Parks And Recreation: "Pilot"

Parks And Recreation began its existence as a proposed, if vaguely conceptualized, spin-off of The Office. What’s made it to the screen has no direct connection to The Office, apart from sharing the creative team of Greg Daniels and Michael Schur. But it clearly shares a lot of DNA with its sister show. A pseudo-documentary in The Office mode, it trades Scranton for the fictional Pawnee, Indiana and a paper company for the halls of small-city government. In place of Steve Carell’s Michael Scott we have Amy Poehler’s Leslie Knope, another dreamer who experiences the real world through a highly selective filter. It’s like the same species that mutated differently in a different environment.
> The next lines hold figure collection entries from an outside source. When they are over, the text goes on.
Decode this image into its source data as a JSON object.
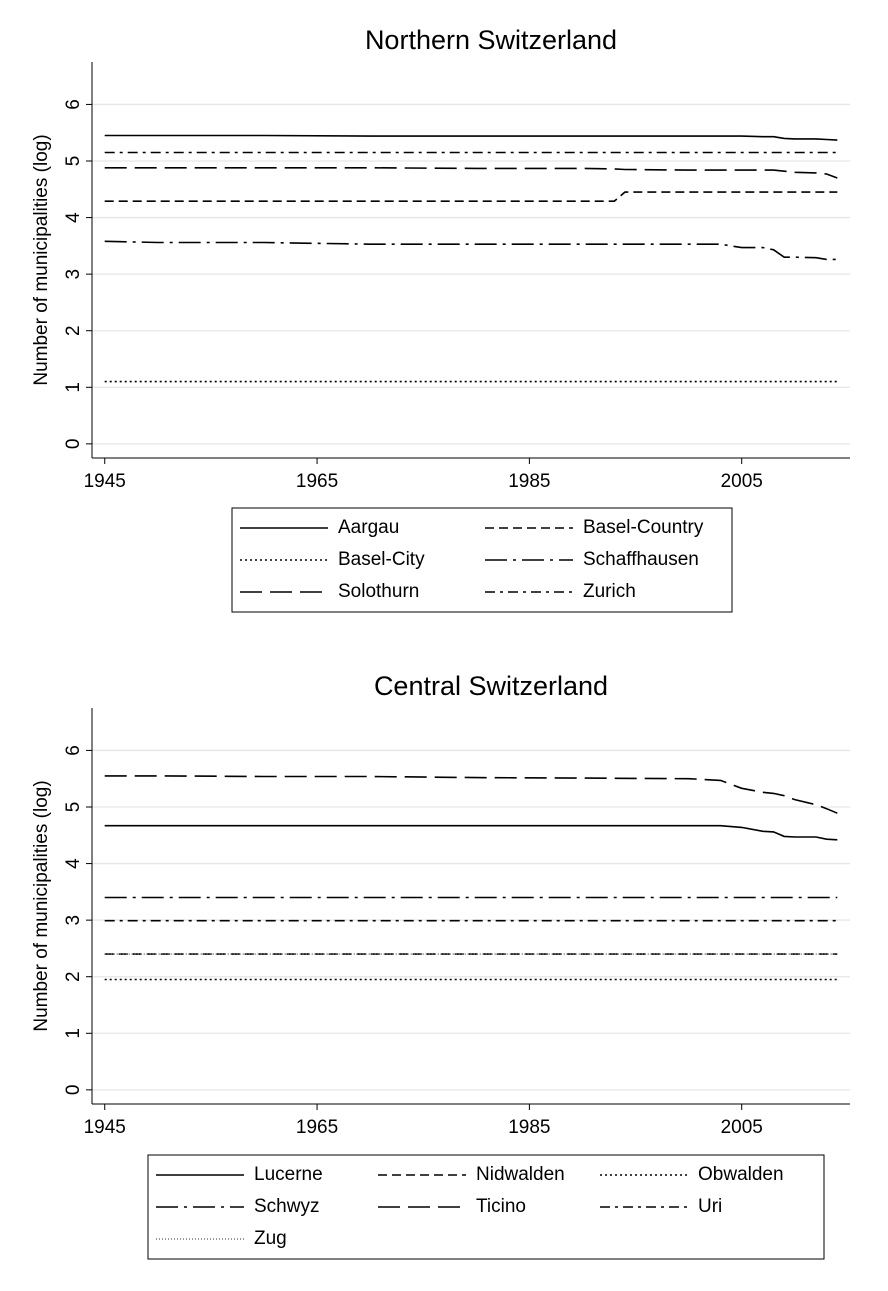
{
  "chart_data": [
    {
      "type": "line",
      "title": "Northern Switzerland",
      "ylabel": "Number of municipalities (log)",
      "x": [
        1945,
        1950,
        1960,
        1970,
        1980,
        1990,
        1993,
        1994,
        2000,
        2003,
        2005,
        2007,
        2008,
        2009,
        2010,
        2012,
        2013,
        2014
      ],
      "xlim": [
        1943.8,
        2015.2
      ],
      "xticks": [
        1945,
        1965,
        1985,
        2005
      ],
      "ylim": [
        -0.25,
        6.75
      ],
      "yticks": [
        0,
        1,
        2,
        3,
        4,
        5,
        6
      ],
      "grid": true,
      "legend": "bottom",
      "series": [
        {
          "name": "Aargau",
          "color": "#000000",
          "dash": "solid",
          "values": [
            5.45,
            5.45,
            5.45,
            5.44,
            5.44,
            5.44,
            5.44,
            5.44,
            5.44,
            5.44,
            5.44,
            5.43,
            5.43,
            5.4,
            5.39,
            5.39,
            5.38,
            5.37
          ]
        },
        {
          "name": "Basel-Country",
          "color": "#000000",
          "dash": "dash",
          "values": [
            4.29,
            4.29,
            4.29,
            4.29,
            4.29,
            4.29,
            4.29,
            4.45,
            4.45,
            4.45,
            4.45,
            4.45,
            4.45,
            4.45,
            4.45,
            4.45,
            4.45,
            4.45
          ]
        },
        {
          "name": "Basel-City",
          "color": "#000000",
          "dash": "dot",
          "values": [
            1.1,
            1.1,
            1.1,
            1.1,
            1.1,
            1.1,
            1.1,
            1.1,
            1.1,
            1.1,
            1.1,
            1.1,
            1.1,
            1.1,
            1.1,
            1.1,
            1.1,
            1.1
          ]
        },
        {
          "name": "Schaffhausen",
          "color": "#000000",
          "dash": "longdashdot",
          "values": [
            3.58,
            3.56,
            3.56,
            3.53,
            3.53,
            3.53,
            3.53,
            3.53,
            3.53,
            3.53,
            3.47,
            3.47,
            3.43,
            3.3,
            3.3,
            3.29,
            3.26,
            3.26
          ]
        },
        {
          "name": "Solothurn",
          "color": "#000000",
          "dash": "longdash",
          "values": [
            4.88,
            4.88,
            4.88,
            4.88,
            4.87,
            4.87,
            4.86,
            4.85,
            4.84,
            4.84,
            4.84,
            4.84,
            4.84,
            4.82,
            4.8,
            4.79,
            4.77,
            4.7
          ]
        },
        {
          "name": "Zurich",
          "color": "#000000",
          "dash": "dashdot",
          "values": [
            5.15,
            5.15,
            5.15,
            5.15,
            5.15,
            5.15,
            5.15,
            5.15,
            5.15,
            5.15,
            5.15,
            5.15,
            5.15,
            5.15,
            5.15,
            5.15,
            5.15,
            5.15
          ]
        }
      ]
    },
    {
      "type": "line",
      "title": "Central Switzerland",
      "ylabel": "Number of municipalities (log)",
      "x": [
        1945,
        1950,
        1960,
        1970,
        1980,
        1990,
        2000,
        2003,
        2005,
        2007,
        2008,
        2009,
        2010,
        2012,
        2013,
        2014
      ],
      "xlim": [
        1943.8,
        2015.2
      ],
      "xticks": [
        1945,
        1965,
        1985,
        2005
      ],
      "ylim": [
        -0.25,
        6.75
      ],
      "yticks": [
        0,
        1,
        2,
        3,
        4,
        5,
        6
      ],
      "grid": true,
      "legend": "bottom",
      "series": [
        {
          "name": "Lucerne",
          "color": "#000000",
          "dash": "solid",
          "values": [
            4.67,
            4.67,
            4.67,
            4.67,
            4.67,
            4.67,
            4.67,
            4.67,
            4.64,
            4.57,
            4.56,
            4.48,
            4.47,
            4.47,
            4.43,
            4.42
          ]
        },
        {
          "name": "Nidwalden",
          "color": "#000000",
          "dash": "dash",
          "values": [
            2.4,
            2.4,
            2.4,
            2.4,
            2.4,
            2.4,
            2.4,
            2.4,
            2.4,
            2.4,
            2.4,
            2.4,
            2.4,
            2.4,
            2.4,
            2.4
          ]
        },
        {
          "name": "Obwalden",
          "color": "#000000",
          "dash": "dot",
          "values": [
            1.95,
            1.95,
            1.95,
            1.95,
            1.95,
            1.95,
            1.95,
            1.95,
            1.95,
            1.95,
            1.95,
            1.95,
            1.95,
            1.95,
            1.95,
            1.95
          ]
        },
        {
          "name": "Schwyz",
          "color": "#000000",
          "dash": "longdashdot",
          "values": [
            3.4,
            3.4,
            3.4,
            3.4,
            3.4,
            3.4,
            3.4,
            3.4,
            3.4,
            3.4,
            3.4,
            3.4,
            3.4,
            3.4,
            3.4,
            3.4
          ]
        },
        {
          "name": "Ticino",
          "color": "#000000",
          "dash": "longdash",
          "values": [
            5.55,
            5.55,
            5.54,
            5.54,
            5.52,
            5.51,
            5.5,
            5.47,
            5.33,
            5.26,
            5.24,
            5.2,
            5.13,
            5.04,
            4.97,
            4.89
          ]
        },
        {
          "name": "Uri",
          "color": "#000000",
          "dash": "dashdot",
          "values": [
            2.99,
            2.99,
            2.99,
            2.99,
            2.99,
            2.99,
            2.99,
            2.99,
            2.99,
            2.99,
            2.99,
            2.99,
            2.99,
            2.99,
            2.99,
            2.99
          ]
        },
        {
          "name": "Zug",
          "color": "#777777",
          "dash": "finedot",
          "values": [
            2.4,
            2.4,
            2.4,
            2.4,
            2.4,
            2.4,
            2.4,
            2.4,
            2.4,
            2.4,
            2.4,
            2.4,
            2.4,
            2.4,
            2.4,
            2.4
          ]
        }
      ]
    }
  ]
}
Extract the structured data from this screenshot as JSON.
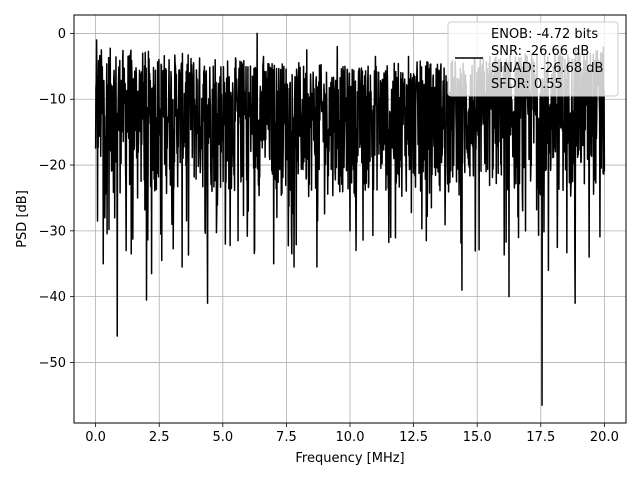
{
  "chart_data": {
    "type": "line",
    "title": "",
    "xlabel": "Frequency [MHz]",
    "ylabel": "PSD [dB]",
    "xlim": [
      -0.85,
      20.85
    ],
    "ylim": [
      -59.2,
      2.8
    ],
    "x_ticks": [
      0.0,
      2.5,
      5.0,
      7.5,
      10.0,
      12.5,
      15.0,
      17.5,
      20.0
    ],
    "x_tick_labels": [
      "0.0",
      "2.5",
      "5.0",
      "7.5",
      "10.0",
      "12.5",
      "15.0",
      "17.5",
      "20.0"
    ],
    "y_ticks": [
      0,
      -10,
      -20,
      -30,
      -40,
      -50
    ],
    "y_tick_labels": [
      "0",
      "−10",
      "−20",
      "−30",
      "−40",
      "−50"
    ],
    "grid": true,
    "legend_position": "top-right",
    "legend_lines": [
      "ENOB: -4.72 bits",
      "SNR: -26.66 dB",
      "SINAD: -26.68 dB",
      "SFDR: 0.55"
    ],
    "series_color": "#000000",
    "series": [
      {
        "x_range": [
          0.0,
          20.0
        ],
        "description_points": [
          [
            0.0,
            -17.5
          ],
          [
            0.04,
            -1.0
          ],
          [
            0.08,
            -28.5
          ],
          [
            0.12,
            -8.0
          ],
          [
            0.3,
            -35.0
          ],
          [
            0.52,
            -29.8
          ],
          [
            0.65,
            -8.0
          ],
          [
            0.85,
            -46.0
          ],
          [
            1.1,
            -9.0
          ],
          [
            1.2,
            -33.0
          ],
          [
            1.4,
            -33.5
          ],
          [
            1.65,
            -25.0
          ],
          [
            2.0,
            -40.5
          ],
          [
            2.2,
            -36.5
          ],
          [
            2.45,
            -12.0
          ],
          [
            2.6,
            -34.5
          ],
          [
            3.4,
            -35.5
          ],
          [
            3.7,
            -6.0
          ],
          [
            4.4,
            -41.0
          ],
          [
            4.7,
            -4.0
          ],
          [
            5.1,
            -32.0
          ],
          [
            5.6,
            -31.5
          ],
          [
            6.0,
            -27.0
          ],
          [
            6.35,
            0.0
          ],
          [
            6.6,
            -3.5
          ],
          [
            7.0,
            -35.0
          ],
          [
            7.8,
            -35.5
          ],
          [
            8.3,
            -2.5
          ],
          [
            8.7,
            -35.5
          ],
          [
            9.5,
            -2.0
          ],
          [
            10.0,
            -30.0
          ],
          [
            11.0,
            -3.5
          ],
          [
            11.6,
            -31.0
          ],
          [
            12.3,
            -3.5
          ],
          [
            13.0,
            -31.5
          ],
          [
            14.0,
            -8.0
          ],
          [
            14.4,
            -39.0
          ],
          [
            15.5,
            -3.5
          ],
          [
            16.25,
            -40.0
          ],
          [
            16.9,
            -30.0
          ],
          [
            17.55,
            -56.5
          ],
          [
            17.8,
            -36.0
          ],
          [
            18.3,
            -3.5
          ],
          [
            18.85,
            -41.0
          ],
          [
            19.4,
            -34.0
          ],
          [
            19.8,
            -10.0
          ],
          [
            20.0,
            -21.0
          ]
        ],
        "typical_band": [
          -25,
          -4
        ]
      }
    ]
  }
}
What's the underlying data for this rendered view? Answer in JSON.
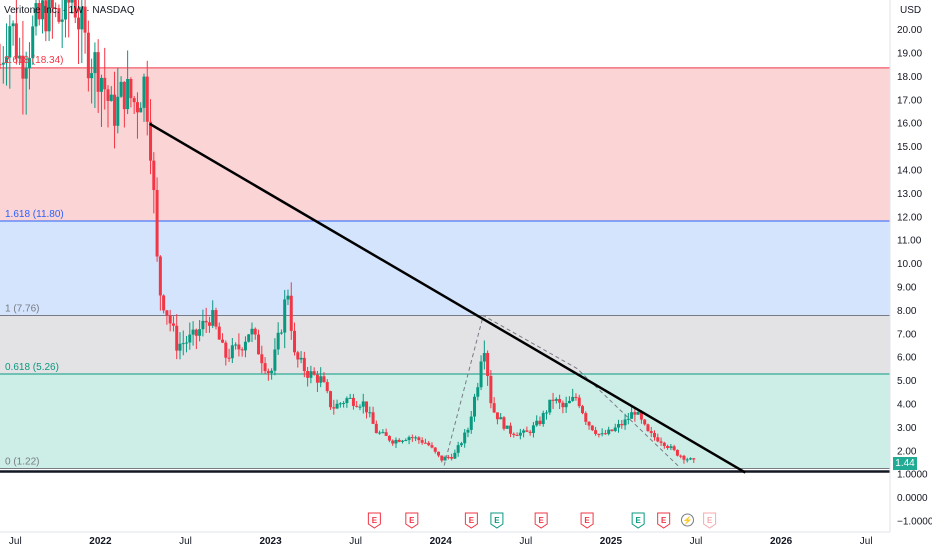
{
  "header": {
    "symbol_title": "Veritone Inc. · 1W · NASDAQ",
    "overlay_text": "2.618 (18.34)"
  },
  "chart_data": {
    "type": "candlestick",
    "ylabel": "USD",
    "ylim": [
      -1.0,
      21.2
    ],
    "y_ticks": [
      "20.00",
      "19.00",
      "18.00",
      "17.00",
      "16.00",
      "15.00",
      "14.00",
      "13.00",
      "12.00",
      "11.00",
      "10.00",
      "9.00",
      "8.00",
      "7.00",
      "6.00",
      "5.00",
      "4.00",
      "3.00",
      "2.00",
      "1.0000",
      "0.0000",
      "−1.0000"
    ],
    "y_tick_values": [
      20,
      19,
      18,
      17,
      16,
      15,
      14,
      13,
      12,
      11,
      10,
      9,
      8,
      7,
      6,
      5,
      4,
      3,
      2,
      1,
      0,
      -1
    ],
    "x_ticks": [
      {
        "label": "Jul",
        "t": 2021.5,
        "year": false
      },
      {
        "label": "2022",
        "t": 2022.0,
        "year": true
      },
      {
        "label": "Jul",
        "t": 2022.5,
        "year": false
      },
      {
        "label": "2023",
        "t": 2023.0,
        "year": true
      },
      {
        "label": "Jul",
        "t": 2023.5,
        "year": false
      },
      {
        "label": "2024",
        "t": 2024.0,
        "year": true
      },
      {
        "label": "Jul",
        "t": 2024.5,
        "year": false
      },
      {
        "label": "2025",
        "t": 2025.0,
        "year": true
      },
      {
        "label": "Jul",
        "t": 2025.5,
        "year": false
      },
      {
        "label": "2026",
        "t": 2026.0,
        "year": true
      },
      {
        "label": "Jul",
        "t": 2026.5,
        "year": false
      }
    ],
    "xlim": [
      2021.41,
      2026.64
    ],
    "last_price": {
      "label": "1.44",
      "value": 1.44
    },
    "fib_levels": [
      {
        "label": "2.618 (18.34)",
        "value": 18.34,
        "color": "#f23645"
      },
      {
        "label": "1.618 (11.80)",
        "value": 11.8,
        "color": "#2962ff"
      },
      {
        "label": "1 (7.76)",
        "value": 7.76,
        "color": "#787b86"
      },
      {
        "label": "0.618 (5.26)",
        "value": 5.26,
        "color": "#089981"
      },
      {
        "label": "0 (1.22)",
        "value": 1.22,
        "color": "#787b86"
      }
    ],
    "fib_zones": [
      {
        "from": 11.8,
        "to": 18.34,
        "color": "#fbd4d6"
      },
      {
        "from": 7.76,
        "to": 11.8,
        "color": "#d4e4fc"
      },
      {
        "from": 5.26,
        "to": 7.76,
        "color": "#e3e3e5"
      },
      {
        "from": 1.22,
        "to": 5.26,
        "color": "#cdeee7"
      }
    ],
    "trendline": {
      "x1": 2022.29,
      "y1": 15.95,
      "x2": 2025.79,
      "y2": 1.22
    },
    "support_line": {
      "value": 1.22
    },
    "dashed_path": [
      [
        2024.02,
        1.35
      ],
      [
        2024.25,
        7.76
      ],
      [
        2024.8,
        5.5
      ],
      [
        2025.4,
        1.3
      ]
    ],
    "events": [
      {
        "label": "E",
        "t": 2023.61,
        "kind": "earnings-past"
      },
      {
        "label": "E",
        "t": 2023.83,
        "kind": "earnings-past"
      },
      {
        "label": "E",
        "t": 2024.18,
        "kind": "earnings-past"
      },
      {
        "label": "E",
        "t": 2024.33,
        "kind": "earnings-beat"
      },
      {
        "label": "E",
        "t": 2024.59,
        "kind": "earnings-past"
      },
      {
        "label": "E",
        "t": 2024.86,
        "kind": "earnings-past"
      },
      {
        "label": "E",
        "t": 2025.16,
        "kind": "earnings-beat"
      },
      {
        "label": "E",
        "t": 2025.31,
        "kind": "earnings-past"
      },
      {
        "label": "⚡",
        "t": 2025.45,
        "kind": "split"
      },
      {
        "label": "E",
        "t": 2025.58,
        "kind": "earnings-future"
      }
    ],
    "candle_anchors": [
      [
        2021.41,
        18.5
      ],
      [
        2021.47,
        20.4
      ],
      [
        2021.53,
        18.6
      ],
      [
        2021.6,
        19.7
      ],
      [
        2021.68,
        20.9
      ],
      [
        2021.76,
        20.4
      ],
      [
        2021.84,
        21.5
      ],
      [
        2021.92,
        19.0
      ],
      [
        2022.0,
        18.2
      ],
      [
        2022.07,
        16.3
      ],
      [
        2022.14,
        17.4
      ],
      [
        2022.21,
        16.8
      ],
      [
        2022.26,
        17.8
      ],
      [
        2022.29,
        15.8
      ],
      [
        2022.32,
        12.0
      ],
      [
        2022.34,
        9.0
      ],
      [
        2022.38,
        8.2
      ],
      [
        2022.45,
        6.5
      ],
      [
        2022.55,
        6.8
      ],
      [
        2022.65,
        7.8
      ],
      [
        2022.73,
        6.0
      ],
      [
        2022.82,
        6.4
      ],
      [
        2022.88,
        7.2
      ],
      [
        2022.94,
        6.1
      ],
      [
        2023.0,
        5.2
      ],
      [
        2023.06,
        7.2
      ],
      [
        2023.1,
        9.0
      ],
      [
        2023.14,
        6.0
      ],
      [
        2023.22,
        5.3
      ],
      [
        2023.3,
        5.0
      ],
      [
        2023.36,
        3.8
      ],
      [
        2023.45,
        4.2
      ],
      [
        2023.55,
        4.0
      ],
      [
        2023.62,
        2.8
      ],
      [
        2023.72,
        2.4
      ],
      [
        2023.82,
        2.6
      ],
      [
        2023.92,
        2.3
      ],
      [
        2024.0,
        1.6
      ],
      [
        2024.08,
        1.8
      ],
      [
        2024.16,
        2.9
      ],
      [
        2024.22,
        5.0
      ],
      [
        2024.25,
        6.9
      ],
      [
        2024.3,
        3.8
      ],
      [
        2024.4,
        2.8
      ],
      [
        2024.5,
        2.7
      ],
      [
        2024.58,
        3.2
      ],
      [
        2024.66,
        4.2
      ],
      [
        2024.72,
        3.8
      ],
      [
        2024.8,
        4.3
      ],
      [
        2024.86,
        3.2
      ],
      [
        2024.94,
        2.6
      ],
      [
        2025.0,
        2.8
      ],
      [
        2025.08,
        3.2
      ],
      [
        2025.14,
        3.7
      ],
      [
        2025.22,
        2.7
      ],
      [
        2025.3,
        2.4
      ],
      [
        2025.38,
        1.9
      ],
      [
        2025.46,
        1.6
      ],
      [
        2025.5,
        1.44
      ]
    ]
  }
}
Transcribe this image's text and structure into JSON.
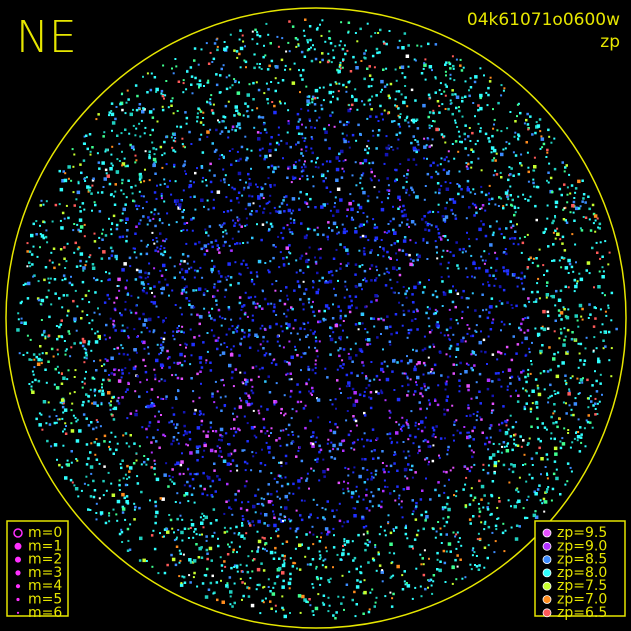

Which isn’t to say it shouldn't thrive. For all its similarities, Parks And Recreation has a number of key differences as well, starting with Poehler’s protagonist. Where Michael continually tries to bend the world into the wonderful place promised to him by movies, television, and childhood fantasies, Poehler plays Leslie as a woman who believes everything civics class taught her about the nobility of American democracy. She proceeds through life accordingly despite evidence of bureaucratic sloth and corruption all around her. Michael generally means well and doesn’t necessarily want ill to come to others, but he wants good to come to himself above all. He treats Dunder-Mifflin as a family, but it’s primarily because he needs the comfort that way of thinking provides. Leslie talks early on about her desire to be the first female president, but she genuinely seems to want to make the world a better place, one small corner at a time. She means well. Of course, so did Don Quixote.
Parks And Recreation gives Leslie a windmill immediately in the form of Lot 48, a patch of land dug out for an abandoned condo development. It’s brought to her attention by Ann Perkins (Rashida Jones), a nurse whose musician boyfriend (Chris Pratt) broke both legs falling into the pit. (That he was cutting through it in a presumably drunken attempt to find a shortcut home only becomes obvious later.) Spurred to do something about it by Ann’s earnest plea, Leslie sets out to turn the lot into a park.
As a few commenters have already pointed out elsewhere on the site, this is essentially the plot to Akira Kurosawa’s 1952 masterpiece Ikiru reworked as a sitcom. In Ikiru, the great Takashi Shimura plays a go-nowhere bureaucrat who learns he’s dying. Trying to find some meaning in life before it slips away, Shimura throws himself into debauchery and despair then rallies in the face of death to turn a mosquito-infested corner of Tokyo into a playground. While I’m pretty sure that P&R’s Leslie isn’t dying, I think other comparisons are valid. She takes it as her duty to the world to spur change by fixing one small problem. True, she keeps one eye on advancing her career as she does it, suggesting it could be her “Hoover Dam.” But if her motives aren’t entirely altruistic, she’s the closest the show has to an idealist.